I know lots of loud Christians, though these days I am finding too many of them are selectively loud.

They live at a high volume and know no inside voice—but only when it comes to the handful of sins they fancy condemning; those ones that reliably grab the headlines and consistently rally the faithful and generate easy Amens in the pews. Then they commandeer the megaphone and the airwaves with such regularity and relative ease; deftly marshaling their resources of pulpit and platform and political bedfellow, to brandish showy outrage at a failing humanity.

Then their brimstone tirades and finger-wagging crusades become ubiquitous. 

Yet there are times when these perennially loud religious folk suddenly come down with acute moral laryngitis; days when they lose their usual prophetic voices and are rendered conspicuously silent:

When black men die at the hands of police.
When area mosques are vandalized.
When shooters rampage gay clubs.
When Native Americans brave dogs and bulldozers to defend their graves.

When dark-skinned people seek shelter on their shores.
When the Presidential politics of fear come wrapped in stars and stripes and crosses.

In these moments the once ever-present Church suddenly disappears.
The perpetually loud Church says nothing.
The brazenly bold Church goes into hiding.
The freedom-loving Church seems less interested in freedom.
The pro-life Church becomes less passionate about life.
The For God So Loved the world Church shrinks down to the Red States of America Church.

And this silent sermon is preaching loudly to the watching world about what really matters to far too many professed followers of Jesus. It is once again reminding millions of people that there really isn’t that much Good News for them; that the Gospel is a white man’s luxury item.

Where are our timely Sunday sermons? Where is our collective righteous anger? Where is our visible presence on the ground and in the protests? Where are our perpetually zealous pastors and evangelists?

The world hears you, quiet Christians. I hear you. Jesus hears you.  

If you’re pro-life just as long as that life isn’t black or gay or Muslim, you’re not really pro-life, you’re pro straight, white life. You’re pro-babies—as long as those babies grow up to join the NRA and vote Republican.

If your idea of freedom is the kind reserved for only those who look or vote or worship the way you do, it isn’t really freedom you’re burdened with, it’s protecting privileged affinity.
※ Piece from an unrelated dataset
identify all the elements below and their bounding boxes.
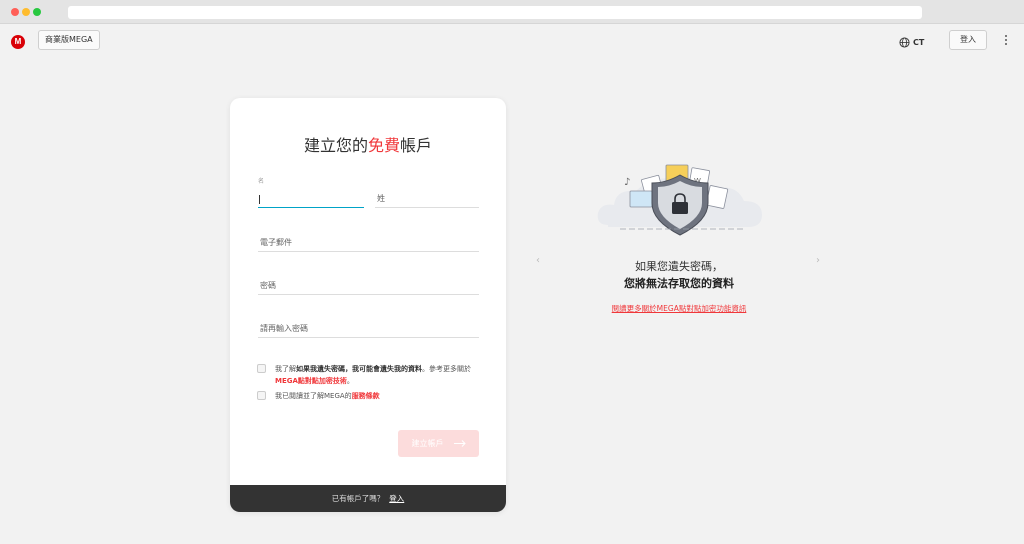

If there is a border of nation or pigmentation or religion around those you feel most called to defend and protect, you’ve made God into your own image and crafted a special-interest Savior who lobbies only for “your kind”.

Because Christian, if as you so rush to proclaim, all lives really do matter to you—then you should be fighting for a whole lot more of them right now. You should be much louder than you are right now. You should be in the streets and at the pulpit and over the airways championing the sanctity of  life; in Tulsa and Charlotte and Aleppo and Pulse. 

You should be so loving the world in a way that more resembles Christ. 

In these moments, organized Christianity will be damned for its silence or redeemed for its volume. It will be proven to either be complicit in the wounds of the world, or it will become the balm that stops the bleeding. It will either look away or it will look into the mirror.

Today we who claim faith will either be a clear resonant voice of equality and justice—or a loud, clanging cymbal of selective, self-serving noise.

But know this, Christian: you are being heard in these days—whether you speak or not.